The Employment Conditions Commission (ECC), a body that advises Labour Minister on farmworkers' minimum wage determination is to meet on Thursday (January 24), in a decisive meeting to consider the inputs collated from nationwide farmworkers public hearings, which will be used to set a new minimum wage determination.
Department of Labour's (DoL) Acting Director of Labour Standards, Titus Mtsweni, said following the conclusion of week-long 'special' farmworkers public hearings at the weekend - in the epicentre of the industrial action in Western Cape - after this week's meeting a report would be submitted to Labour Minister Mildred Oliphant, who would consider the recommendations of the ECC.
Mtsweni said barring any unexpected eventualities the Minister was expected to pronounce on the new minimum wage determination early in February. He said once the Minister had pronounced on the new determination, the new wage adjustments would be gazetted in the Government Gazette on the following day to effect a legislative stamp of approval.
The ECC is an advisory body composed of government representatives, labour unions, and employers.
The body advises Labour Minister on wages and other conditions of employment in the vulnerable sectors including agriculture/farming sector.
The Department of Labour sealed week-long public hearings on Sunday (January 20) in Vredendal, Western Cape. Similar public hearings to consider a new minimum wage determination were also held last week in the Paarl, De Doorns, Robertson and Oudshoorn regions.
The extra Western Cape public hearings were a continuation of a consultative process that was initiated by DoL last year following the bitter farmworkers' industrial action. In November and December the department embarked on a nationwide public hearing campaign in areas such as Worcester, Western Cape; Boston, KwaZulu-Natal; Makhado, Limpopo; Ottosdal, North West; Bothaville, Free State; Keimoes, Northern Cape and KwaMhlushwa in Mpumalanga.

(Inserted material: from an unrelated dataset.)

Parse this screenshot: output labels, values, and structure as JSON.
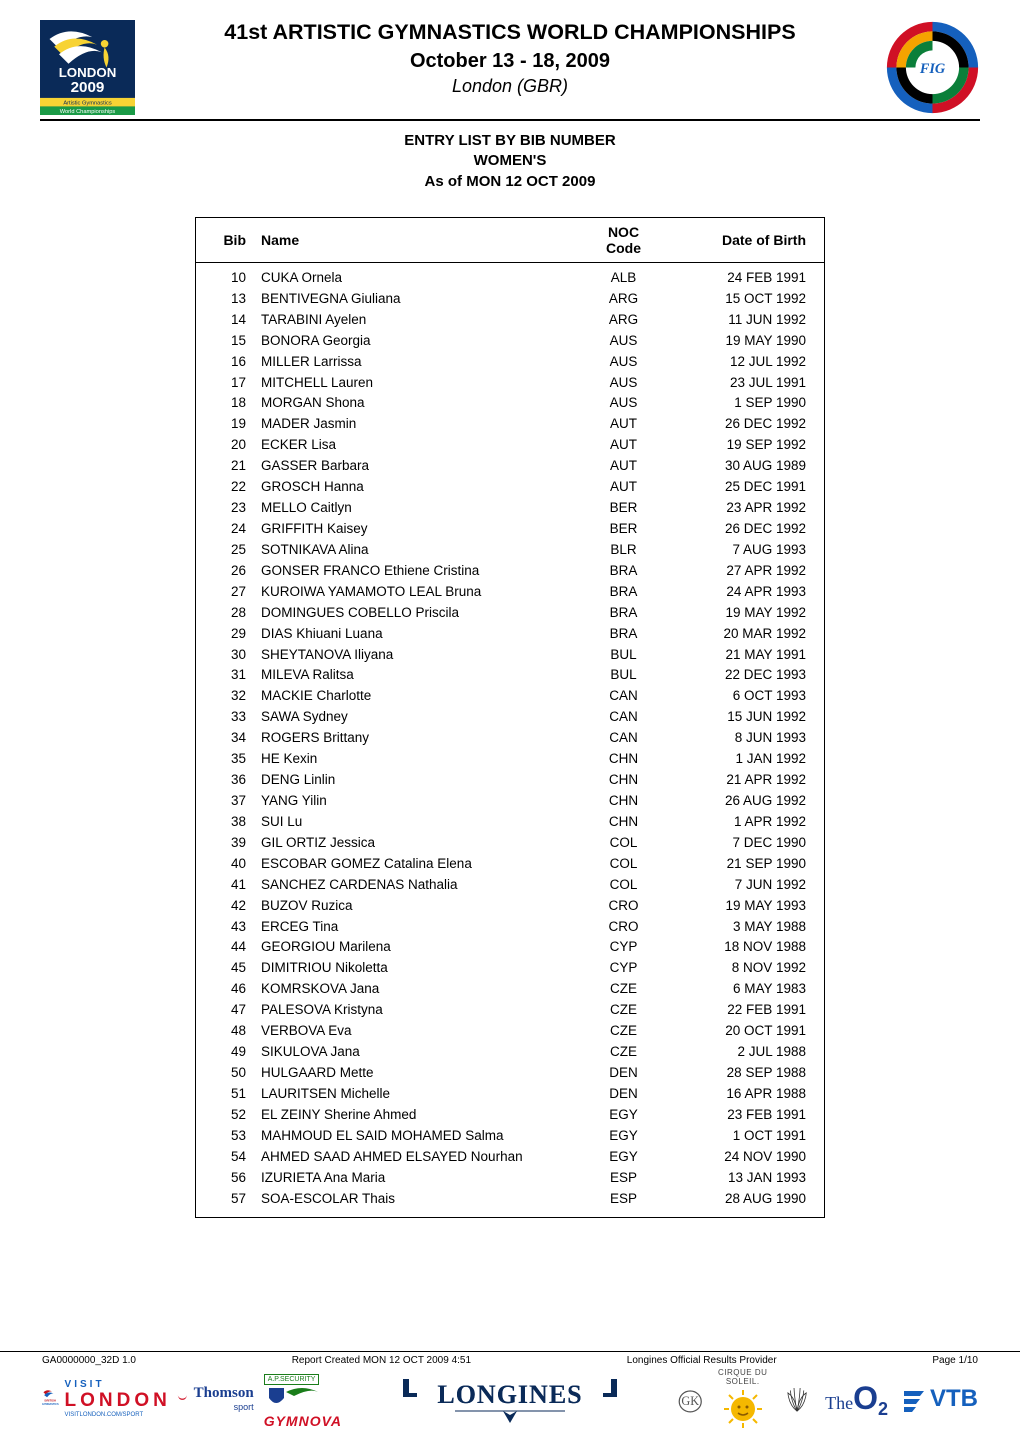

Mtsweni said he expects the ECC meeting to be an intensive affair in considering all inputs gathered from all vested parties.
The meeting of ECC will consider matters relating to issues of the new minimum wage; current status of the farming/agriculture sector, different submissions made by stakeholders and conclude with recommendations.
The process currently underway was trigged last year when farmworkers in De Doorns embarked on a strike to have their minimum R69 daily wage increased to R150. The strike was called off on December 4 and it resumed early in the year.
A common theme that emerged in the public hearings from farmworkers and their representative organisations was that workers were being paid "slave wage" and need a "living wage".
On their part, farmers argue that they cannot afford high wages as they are battling to keep their business in the black amid intense competition from highly subsidised imported farm produce, which they say would force them to resort to machinery to replace human capital.
The current minimum wage sectoral determination is binding until the end of February. The new minimum wage stipulation will come into effect on March 1 in terms of Basic Conditions of Employment Act (BCEA).